San Francisco's Chinatown likes to boast that it is the biggest one there is outside of Asia. Still, just spend a little time walking the beat with San Francisco police Officer William Ma and suddenly the neighborhood of 35,000 seems very small.
As in, small-town small.
Every few feet, Ma runs into someone he knows.
"Every time we walk they say, 'Hi,'" said Ma, who has been assigned to Chinatown's Central Station for most of his three-year career on the force. "We talk to people, greet them by their first name."
It is, Ma said, his dream job – the kind of policing that's not just catching the bad guys but making sure their victims feel taken care of.
"If they're not getting treated right, they are getting re-victimized," Ma said.
There could be no better example of that, too, than what happened in Chinatown in early July.
Three of Ma's fellow officers responded to a call and discovered a 62-year-old Chinese-speaking woman who had, apparently, been abandoned by her family.
Knowing that Ma spoke both Mandarin and Cantonese, they called him on his day off to ask for his assistance.
"It was actually really sad," Ma said. "When we FaceTimed, she didn't even know she had been abandoned. She asked me, 'Hey, when can I go home?'"

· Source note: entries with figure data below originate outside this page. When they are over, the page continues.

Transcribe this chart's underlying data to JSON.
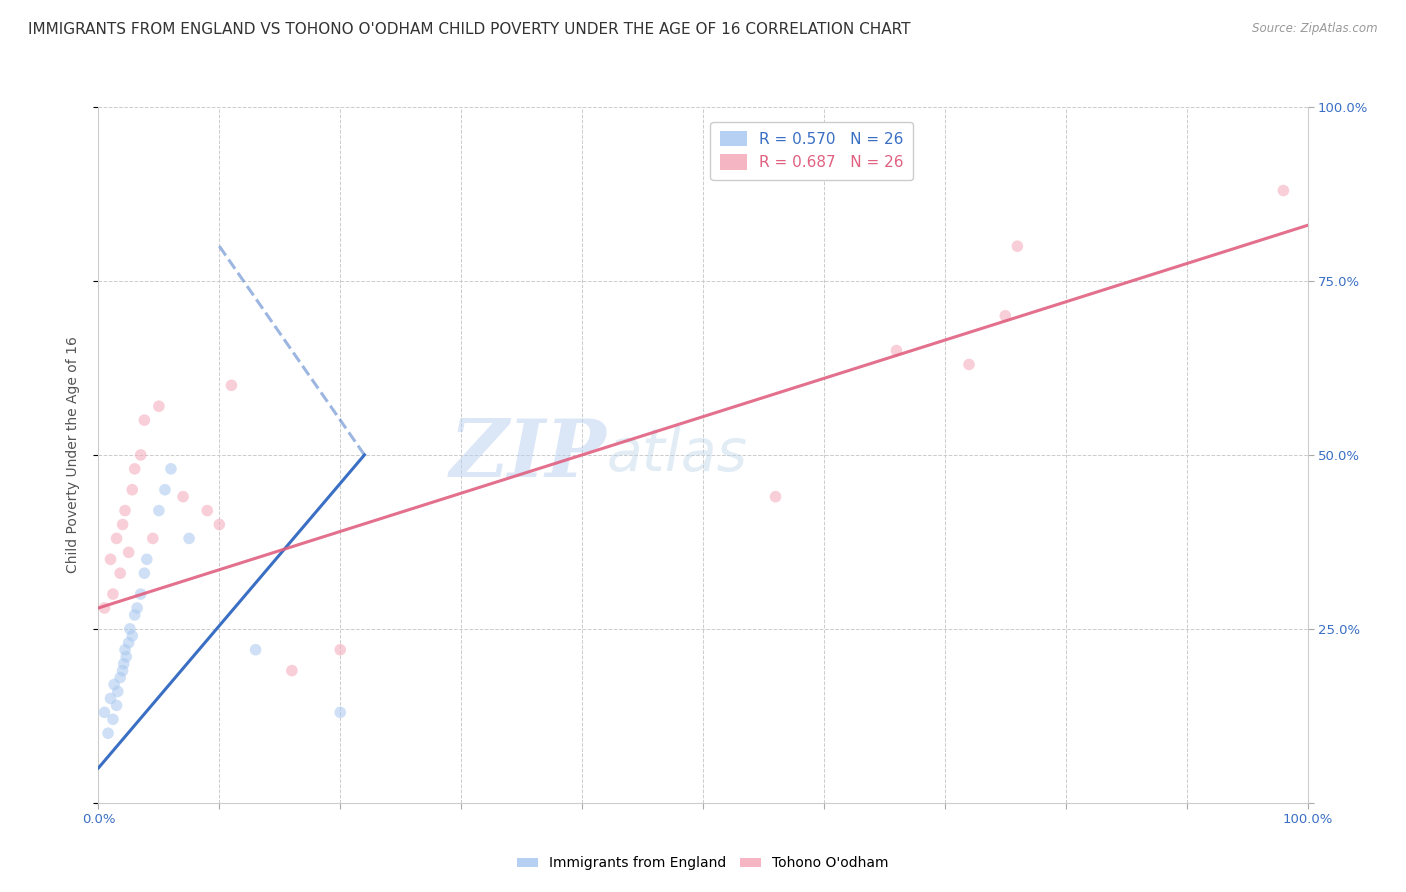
{
  "title": "IMMIGRANTS FROM ENGLAND VS TOHONO O'ODHAM CHILD POVERTY UNDER THE AGE OF 16 CORRELATION CHART",
  "source": "Source: ZipAtlas.com",
  "ylabel": "Child Poverty Under the Age of 16",
  "xlim": [
    0.0,
    1.0
  ],
  "ylim": [
    0.0,
    1.0
  ],
  "xticks": [
    0.0,
    0.1,
    0.2,
    0.3,
    0.4,
    0.5,
    0.6,
    0.7,
    0.8,
    0.9,
    1.0
  ],
  "yticks": [
    0.0,
    0.25,
    0.5,
    0.75,
    1.0
  ],
  "xticklabels": [
    "0.0%",
    "",
    "",
    "",
    "",
    "",
    "",
    "",
    "",
    "",
    "100.0%"
  ],
  "yticklabels_right": [
    "",
    "25.0%",
    "50.0%",
    "75.0%",
    "100.0%"
  ],
  "watermark_zip": "ZIP",
  "watermark_atlas": "atlas",
  "legend_label_blue": "Immigrants from England",
  "legend_label_pink": "Tohono O'odham",
  "blue_color": "#a8c8f0",
  "pink_color": "#f4a8b8",
  "blue_line_color": "#3a6fc4",
  "pink_line_color": "#e06080",
  "title_fontsize": 11,
  "axis_fontsize": 10,
  "tick_fontsize": 9.5,
  "blue_scatter_x": [
    0.005,
    0.008,
    0.01,
    0.012,
    0.013,
    0.015,
    0.016,
    0.018,
    0.02,
    0.021,
    0.022,
    0.023,
    0.025,
    0.026,
    0.028,
    0.03,
    0.032,
    0.035,
    0.038,
    0.04,
    0.05,
    0.055,
    0.06,
    0.075,
    0.13,
    0.2
  ],
  "blue_scatter_y": [
    0.13,
    0.1,
    0.15,
    0.12,
    0.17,
    0.14,
    0.16,
    0.18,
    0.19,
    0.2,
    0.22,
    0.21,
    0.23,
    0.25,
    0.24,
    0.27,
    0.28,
    0.3,
    0.33,
    0.35,
    0.42,
    0.45,
    0.48,
    0.38,
    0.22,
    0.13
  ],
  "pink_scatter_x": [
    0.005,
    0.01,
    0.012,
    0.015,
    0.018,
    0.02,
    0.022,
    0.025,
    0.028,
    0.03,
    0.035,
    0.038,
    0.045,
    0.05,
    0.07,
    0.09,
    0.1,
    0.11,
    0.16,
    0.2,
    0.56,
    0.66,
    0.72,
    0.75,
    0.76,
    0.98
  ],
  "pink_scatter_y": [
    0.28,
    0.35,
    0.3,
    0.38,
    0.33,
    0.4,
    0.42,
    0.36,
    0.45,
    0.48,
    0.5,
    0.55,
    0.38,
    0.57,
    0.44,
    0.42,
    0.4,
    0.6,
    0.19,
    0.22,
    0.44,
    0.65,
    0.63,
    0.7,
    0.8,
    0.88
  ],
  "blue_solid_line_x": [
    0.0,
    0.22
  ],
  "blue_solid_line_y": [
    0.05,
    0.5
  ],
  "blue_dash_line_x": [
    0.1,
    0.22
  ],
  "blue_dash_line_y": [
    0.8,
    0.5
  ],
  "pink_line_x": [
    0.0,
    1.0
  ],
  "pink_line_y": [
    0.28,
    0.83
  ],
  "background_color": "#ffffff",
  "grid_color": "#cccccc",
  "marker_size": 70,
  "marker_alpha": 0.55,
  "line_width": 2.2
}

"How could someone do that? When that happens, that grandma becomes everyone's grandma," Ma said.
At that point, it seems that all of Central Station and many others in the community sprang into action. Ma said close to 100 phone calls were placed in just a few hours to try to find housing for the woman.
"The last resort was to bring her to a homeless shelter," Ma said. "But for an old Chinese grandma who doesn't speak English, has all her belongings in a garbage bag, using a walker, that is the very last place we want to put her."
Thanks to all that effort, though, they didn't have to.
A local nonprofit, Self Help For The Elderly, was able to provide a hotel room for a couple of nights and then long-term housing after that.
What's more, Ma and his partner, Officer Loren Chiu, stop by almost every day to make sure the woman has what she needs and to make sure she doesn't feel alone anymore.
"I like to think of all the Chinatown grandmothers as my grandma. This is one more to the list," Ma said.